In contrast to these studies by An et al 13 and Alemao et al 12, other studies found that CVD risk factors were managed more poorly in patients with RA than in controls without RA. Desai et al 10 found that BP, diabetes mellitus, and dyslipidemia were all less adequately managed in patients with RA compared with patients without RA in a cohort of 251 patients with RA. Chung et al 17 found that patients with RA had higher systolic and diastolic BP than patients without RA in a cohort of 197 patients with RA. Bartels et al 18 found that patients with RA were more likely to have undiagnosed hypertension than controls without RA in a cohort of 201 patients with RA. It is important to note that none of these studies that found a difference in the management of CVD risk factors between patients with and without RA included more than 251 patients without RA, whereas the An et al 13 and Alemao et al 12 studies that did not find a difference in CVD risk management included 9440 and 24 589 patients with RA, respectively. Additionally, the Bartels et al 18 study was cross‐sectional, whereas the other studies were retrospective cohorts.
Practice settings also may have affected the differences in findings between studies. The studies by An et al 13 (Kaiser Permanente Southern California) and Alemao et al 12 (UK clinical practice database) were conducted in community health care settings, whereas the studies by Desai et al 10, Chung et al 17, and Bartels et al 18 were all done at academic centers. It may be that CVD risk factor management is superior in community settings relative to academic settings because of lower complexity of cases and a higher emphasis on preventive care. One possibility for the differences in the results of the studies was the years included in the study period.

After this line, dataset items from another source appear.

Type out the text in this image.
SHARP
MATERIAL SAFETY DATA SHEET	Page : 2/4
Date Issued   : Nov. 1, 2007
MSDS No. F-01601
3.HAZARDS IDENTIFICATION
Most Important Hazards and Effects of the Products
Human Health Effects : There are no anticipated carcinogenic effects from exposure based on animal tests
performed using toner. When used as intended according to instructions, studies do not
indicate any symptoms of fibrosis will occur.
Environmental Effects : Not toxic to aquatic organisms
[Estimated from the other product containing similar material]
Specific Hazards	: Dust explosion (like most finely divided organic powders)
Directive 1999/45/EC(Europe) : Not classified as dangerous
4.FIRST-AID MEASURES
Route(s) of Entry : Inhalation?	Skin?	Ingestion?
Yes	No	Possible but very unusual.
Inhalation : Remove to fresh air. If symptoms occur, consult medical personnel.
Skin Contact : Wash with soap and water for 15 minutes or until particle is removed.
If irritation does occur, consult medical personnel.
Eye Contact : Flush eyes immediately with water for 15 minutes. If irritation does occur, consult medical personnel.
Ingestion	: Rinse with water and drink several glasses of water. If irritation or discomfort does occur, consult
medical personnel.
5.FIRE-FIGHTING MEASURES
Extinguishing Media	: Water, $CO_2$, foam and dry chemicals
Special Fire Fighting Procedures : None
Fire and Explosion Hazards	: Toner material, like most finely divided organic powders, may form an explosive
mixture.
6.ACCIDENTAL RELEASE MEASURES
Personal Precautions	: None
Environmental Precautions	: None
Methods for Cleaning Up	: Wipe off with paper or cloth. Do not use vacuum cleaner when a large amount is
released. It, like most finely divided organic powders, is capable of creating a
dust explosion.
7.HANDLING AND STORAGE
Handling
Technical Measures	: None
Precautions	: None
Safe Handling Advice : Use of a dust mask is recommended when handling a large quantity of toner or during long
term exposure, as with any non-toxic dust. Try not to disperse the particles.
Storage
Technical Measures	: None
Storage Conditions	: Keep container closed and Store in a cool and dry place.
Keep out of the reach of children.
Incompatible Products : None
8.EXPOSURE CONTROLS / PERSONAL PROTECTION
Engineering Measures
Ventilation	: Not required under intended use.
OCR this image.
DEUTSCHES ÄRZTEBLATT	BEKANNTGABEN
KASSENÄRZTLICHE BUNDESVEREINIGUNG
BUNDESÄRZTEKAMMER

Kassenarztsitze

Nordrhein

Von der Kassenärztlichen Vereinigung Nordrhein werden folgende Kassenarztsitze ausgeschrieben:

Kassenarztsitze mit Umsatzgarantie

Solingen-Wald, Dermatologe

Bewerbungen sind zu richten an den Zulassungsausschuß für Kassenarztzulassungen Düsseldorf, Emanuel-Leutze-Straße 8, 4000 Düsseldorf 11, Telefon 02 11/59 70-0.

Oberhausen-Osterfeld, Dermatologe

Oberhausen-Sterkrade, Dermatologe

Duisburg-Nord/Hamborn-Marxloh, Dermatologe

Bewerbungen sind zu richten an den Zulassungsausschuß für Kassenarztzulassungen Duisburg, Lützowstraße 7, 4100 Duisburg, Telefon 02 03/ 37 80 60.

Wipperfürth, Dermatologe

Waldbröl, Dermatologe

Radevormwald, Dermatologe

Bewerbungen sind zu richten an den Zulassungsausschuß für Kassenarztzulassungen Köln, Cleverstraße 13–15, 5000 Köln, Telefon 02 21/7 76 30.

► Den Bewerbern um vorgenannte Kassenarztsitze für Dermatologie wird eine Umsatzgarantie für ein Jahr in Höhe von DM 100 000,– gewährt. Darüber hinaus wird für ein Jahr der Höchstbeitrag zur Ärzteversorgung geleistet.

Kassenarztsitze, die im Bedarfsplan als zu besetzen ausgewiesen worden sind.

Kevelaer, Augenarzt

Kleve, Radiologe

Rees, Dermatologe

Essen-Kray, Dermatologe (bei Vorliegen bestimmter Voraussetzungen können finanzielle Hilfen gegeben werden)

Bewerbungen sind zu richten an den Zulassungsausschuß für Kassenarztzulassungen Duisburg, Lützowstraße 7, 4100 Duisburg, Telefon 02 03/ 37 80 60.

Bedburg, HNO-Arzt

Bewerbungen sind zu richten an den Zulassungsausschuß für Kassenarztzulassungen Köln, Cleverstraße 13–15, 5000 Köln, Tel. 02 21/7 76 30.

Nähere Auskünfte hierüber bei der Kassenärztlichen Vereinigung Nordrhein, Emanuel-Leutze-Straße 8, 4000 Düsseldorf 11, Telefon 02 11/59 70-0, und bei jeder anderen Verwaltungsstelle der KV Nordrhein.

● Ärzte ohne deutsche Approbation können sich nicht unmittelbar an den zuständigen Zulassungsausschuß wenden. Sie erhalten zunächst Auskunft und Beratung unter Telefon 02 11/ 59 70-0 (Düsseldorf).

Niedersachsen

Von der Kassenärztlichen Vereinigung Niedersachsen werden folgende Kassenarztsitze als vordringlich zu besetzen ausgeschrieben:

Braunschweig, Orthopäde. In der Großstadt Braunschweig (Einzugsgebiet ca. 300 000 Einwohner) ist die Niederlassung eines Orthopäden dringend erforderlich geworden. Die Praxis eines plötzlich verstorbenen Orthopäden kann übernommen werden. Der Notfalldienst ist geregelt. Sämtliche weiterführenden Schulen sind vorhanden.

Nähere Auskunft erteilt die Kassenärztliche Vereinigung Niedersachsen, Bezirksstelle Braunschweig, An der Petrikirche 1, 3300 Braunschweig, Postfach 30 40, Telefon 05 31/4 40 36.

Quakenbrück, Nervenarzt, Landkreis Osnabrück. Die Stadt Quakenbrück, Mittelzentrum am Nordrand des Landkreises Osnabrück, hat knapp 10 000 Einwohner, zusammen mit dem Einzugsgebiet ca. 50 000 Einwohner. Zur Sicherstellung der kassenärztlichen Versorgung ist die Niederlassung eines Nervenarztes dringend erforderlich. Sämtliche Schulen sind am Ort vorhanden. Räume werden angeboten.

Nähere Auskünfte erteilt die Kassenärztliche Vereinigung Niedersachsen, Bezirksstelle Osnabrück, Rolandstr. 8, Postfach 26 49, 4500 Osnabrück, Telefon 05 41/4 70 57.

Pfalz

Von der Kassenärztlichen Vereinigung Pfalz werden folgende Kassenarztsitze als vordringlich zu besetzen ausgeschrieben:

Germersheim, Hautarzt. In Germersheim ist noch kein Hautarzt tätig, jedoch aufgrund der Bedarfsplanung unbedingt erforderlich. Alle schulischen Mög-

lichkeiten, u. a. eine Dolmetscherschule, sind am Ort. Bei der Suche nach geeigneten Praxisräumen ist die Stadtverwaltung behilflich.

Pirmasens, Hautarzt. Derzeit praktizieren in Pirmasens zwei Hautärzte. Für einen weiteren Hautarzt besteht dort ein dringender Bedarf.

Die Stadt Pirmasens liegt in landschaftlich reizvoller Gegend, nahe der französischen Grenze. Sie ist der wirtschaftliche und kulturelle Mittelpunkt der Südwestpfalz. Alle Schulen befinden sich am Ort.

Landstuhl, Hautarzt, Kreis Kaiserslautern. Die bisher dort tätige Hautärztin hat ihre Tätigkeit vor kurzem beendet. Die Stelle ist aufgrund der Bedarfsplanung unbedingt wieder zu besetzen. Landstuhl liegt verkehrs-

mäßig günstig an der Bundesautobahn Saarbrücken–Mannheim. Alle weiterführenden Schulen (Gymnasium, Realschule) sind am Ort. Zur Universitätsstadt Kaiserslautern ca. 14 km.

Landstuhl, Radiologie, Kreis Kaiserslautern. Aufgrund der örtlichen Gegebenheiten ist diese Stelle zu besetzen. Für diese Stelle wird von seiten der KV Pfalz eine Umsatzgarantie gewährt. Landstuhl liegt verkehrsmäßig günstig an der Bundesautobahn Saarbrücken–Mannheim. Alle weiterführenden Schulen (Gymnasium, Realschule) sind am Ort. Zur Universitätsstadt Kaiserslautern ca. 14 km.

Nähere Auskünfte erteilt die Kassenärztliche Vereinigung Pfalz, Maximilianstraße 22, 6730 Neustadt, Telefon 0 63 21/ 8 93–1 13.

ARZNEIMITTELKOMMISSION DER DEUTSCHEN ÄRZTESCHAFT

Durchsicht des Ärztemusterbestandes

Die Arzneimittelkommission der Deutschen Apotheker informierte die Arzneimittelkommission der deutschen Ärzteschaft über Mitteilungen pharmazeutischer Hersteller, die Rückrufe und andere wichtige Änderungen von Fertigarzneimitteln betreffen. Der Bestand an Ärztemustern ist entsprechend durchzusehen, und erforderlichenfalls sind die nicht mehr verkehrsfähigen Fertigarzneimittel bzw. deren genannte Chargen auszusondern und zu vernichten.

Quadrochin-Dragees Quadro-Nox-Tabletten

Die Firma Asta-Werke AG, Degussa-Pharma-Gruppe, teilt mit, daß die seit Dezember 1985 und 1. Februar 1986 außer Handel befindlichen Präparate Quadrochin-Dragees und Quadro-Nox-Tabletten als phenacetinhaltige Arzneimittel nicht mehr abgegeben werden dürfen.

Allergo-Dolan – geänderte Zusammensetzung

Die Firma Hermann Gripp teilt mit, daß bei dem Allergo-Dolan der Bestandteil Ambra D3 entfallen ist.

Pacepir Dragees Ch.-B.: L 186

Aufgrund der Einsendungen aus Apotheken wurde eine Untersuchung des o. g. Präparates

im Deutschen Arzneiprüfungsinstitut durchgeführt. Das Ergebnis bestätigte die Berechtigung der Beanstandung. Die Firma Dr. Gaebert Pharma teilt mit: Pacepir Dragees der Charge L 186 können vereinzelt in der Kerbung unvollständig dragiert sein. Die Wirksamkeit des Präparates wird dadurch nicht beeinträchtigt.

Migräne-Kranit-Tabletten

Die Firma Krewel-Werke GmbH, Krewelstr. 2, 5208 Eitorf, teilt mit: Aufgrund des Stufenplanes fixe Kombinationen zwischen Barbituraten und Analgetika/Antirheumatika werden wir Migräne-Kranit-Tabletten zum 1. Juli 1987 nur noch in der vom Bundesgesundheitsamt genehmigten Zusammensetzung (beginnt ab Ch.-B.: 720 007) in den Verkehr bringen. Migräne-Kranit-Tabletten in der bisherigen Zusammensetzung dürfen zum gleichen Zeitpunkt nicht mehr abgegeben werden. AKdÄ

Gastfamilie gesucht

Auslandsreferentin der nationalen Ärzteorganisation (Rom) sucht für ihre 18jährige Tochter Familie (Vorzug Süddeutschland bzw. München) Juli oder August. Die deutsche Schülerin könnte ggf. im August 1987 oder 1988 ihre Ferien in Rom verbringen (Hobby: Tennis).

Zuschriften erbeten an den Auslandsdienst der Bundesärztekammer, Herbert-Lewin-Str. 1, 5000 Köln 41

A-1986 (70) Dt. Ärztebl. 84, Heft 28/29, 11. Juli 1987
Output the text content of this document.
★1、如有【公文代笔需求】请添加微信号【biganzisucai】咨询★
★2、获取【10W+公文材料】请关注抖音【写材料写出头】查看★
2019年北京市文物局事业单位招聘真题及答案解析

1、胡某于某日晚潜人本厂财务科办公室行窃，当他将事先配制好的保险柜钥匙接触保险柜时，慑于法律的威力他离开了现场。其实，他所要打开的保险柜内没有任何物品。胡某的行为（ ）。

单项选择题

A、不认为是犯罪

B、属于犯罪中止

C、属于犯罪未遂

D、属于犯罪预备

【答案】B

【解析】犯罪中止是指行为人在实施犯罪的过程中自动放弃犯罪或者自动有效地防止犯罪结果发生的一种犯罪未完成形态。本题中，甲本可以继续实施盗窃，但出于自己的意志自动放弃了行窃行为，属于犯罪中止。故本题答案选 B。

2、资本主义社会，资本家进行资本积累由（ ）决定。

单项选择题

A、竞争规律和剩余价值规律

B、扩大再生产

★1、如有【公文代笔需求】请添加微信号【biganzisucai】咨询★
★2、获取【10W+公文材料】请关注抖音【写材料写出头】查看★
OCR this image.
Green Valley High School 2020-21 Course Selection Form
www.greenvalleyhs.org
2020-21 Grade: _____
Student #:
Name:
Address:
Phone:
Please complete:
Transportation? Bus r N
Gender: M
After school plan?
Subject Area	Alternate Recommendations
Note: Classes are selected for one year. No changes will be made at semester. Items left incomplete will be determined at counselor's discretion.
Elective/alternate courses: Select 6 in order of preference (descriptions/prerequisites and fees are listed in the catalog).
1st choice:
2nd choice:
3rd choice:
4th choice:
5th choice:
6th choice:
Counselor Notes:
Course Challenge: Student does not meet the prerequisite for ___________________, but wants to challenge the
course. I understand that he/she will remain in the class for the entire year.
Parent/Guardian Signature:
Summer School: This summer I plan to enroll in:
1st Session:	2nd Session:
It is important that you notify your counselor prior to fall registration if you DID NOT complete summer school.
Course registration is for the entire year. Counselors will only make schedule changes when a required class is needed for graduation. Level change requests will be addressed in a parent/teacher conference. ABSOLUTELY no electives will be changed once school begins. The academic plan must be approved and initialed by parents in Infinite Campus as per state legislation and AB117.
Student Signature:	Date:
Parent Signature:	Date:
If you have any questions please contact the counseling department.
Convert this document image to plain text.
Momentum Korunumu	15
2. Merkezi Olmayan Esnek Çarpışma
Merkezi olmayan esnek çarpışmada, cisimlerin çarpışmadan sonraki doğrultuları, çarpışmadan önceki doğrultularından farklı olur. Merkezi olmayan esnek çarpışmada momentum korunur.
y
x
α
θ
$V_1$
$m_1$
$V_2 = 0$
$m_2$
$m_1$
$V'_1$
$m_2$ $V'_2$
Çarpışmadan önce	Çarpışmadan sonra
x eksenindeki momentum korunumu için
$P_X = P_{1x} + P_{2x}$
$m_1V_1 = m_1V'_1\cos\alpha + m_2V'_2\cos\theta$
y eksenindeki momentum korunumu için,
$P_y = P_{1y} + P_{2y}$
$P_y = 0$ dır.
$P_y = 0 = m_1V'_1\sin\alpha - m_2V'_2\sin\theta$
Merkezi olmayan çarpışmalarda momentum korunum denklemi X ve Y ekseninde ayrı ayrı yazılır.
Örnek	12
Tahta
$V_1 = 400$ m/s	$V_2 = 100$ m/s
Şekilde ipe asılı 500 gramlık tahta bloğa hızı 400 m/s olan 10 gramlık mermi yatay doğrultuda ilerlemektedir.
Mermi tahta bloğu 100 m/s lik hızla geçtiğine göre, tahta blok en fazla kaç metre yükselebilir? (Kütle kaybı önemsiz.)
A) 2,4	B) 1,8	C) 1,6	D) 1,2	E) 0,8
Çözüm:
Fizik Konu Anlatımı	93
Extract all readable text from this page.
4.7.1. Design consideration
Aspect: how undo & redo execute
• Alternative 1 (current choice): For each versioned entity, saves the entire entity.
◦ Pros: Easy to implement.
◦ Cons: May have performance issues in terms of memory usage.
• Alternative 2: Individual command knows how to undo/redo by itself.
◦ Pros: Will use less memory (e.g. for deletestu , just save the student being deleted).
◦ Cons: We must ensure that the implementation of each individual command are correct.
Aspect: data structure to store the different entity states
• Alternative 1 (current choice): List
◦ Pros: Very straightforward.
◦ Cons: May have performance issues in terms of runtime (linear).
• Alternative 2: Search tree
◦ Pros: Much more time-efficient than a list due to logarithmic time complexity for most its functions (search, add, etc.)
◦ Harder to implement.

The two studies that did not find a difference in CVD risk management in patients with RA were both published in 2016 12, 13, whereas the three studies that did find a difference were published in 2012 10, 17 and 2014 18. Because the European League Against Rheumatism (EULAR) guidelines that recommended annual CVD risk assessment in patients with RA were published in early 2010, it could be that studies that did not find a difference in the management of CVD risk factors were based on encounters after the publication of these guidelines. This was not the case because the study periods for An et al 13 and Alemao et al 12 were 2007‐2011 and 1987‐2010, respectively, and therefore the difference in the results of the studies was not due to differences in existing guidelines.
It is concerning, however, that we saw a higher diastolic BP in patients with RA in recent years (2015‐2017). This finding may indicate lower provider vigilance following recent reassuring reports or it may indicate a change in BP guidelines. During the study period, the guidelines for BP management in the general population changed several times. The BP guidelines outlined in the 2003 report of the Seventh Joint National Committee (JNC7) recommended treatment of a systolic BP greater than 140 mm Hg or a diastolic BP greater than 90 mm Hg, with tighter control for patients with diabetes or chronic kidney disease (treatment of a systolic BP greater than 130 mm Hg or a diastolic BP greater than 80 mm Hg) 19. In 2008, the Minnesota Health Reform Law required providers to submit clinical data through the Minnesota Statewide Quality Reporting and Measurement System 20. This was followed by years of the lowest BP values in patients with RA and controls without RA in our study. In 2014, the report of the JNC8 was published, which relaxed guidelines for BP control in patients older than 65 to a systolic BP greater than 150 mm Hg and no longer recommended increased control for diabetes and chronic kidney disease 21. This shortly preceded the trend toward increasing BP in our study.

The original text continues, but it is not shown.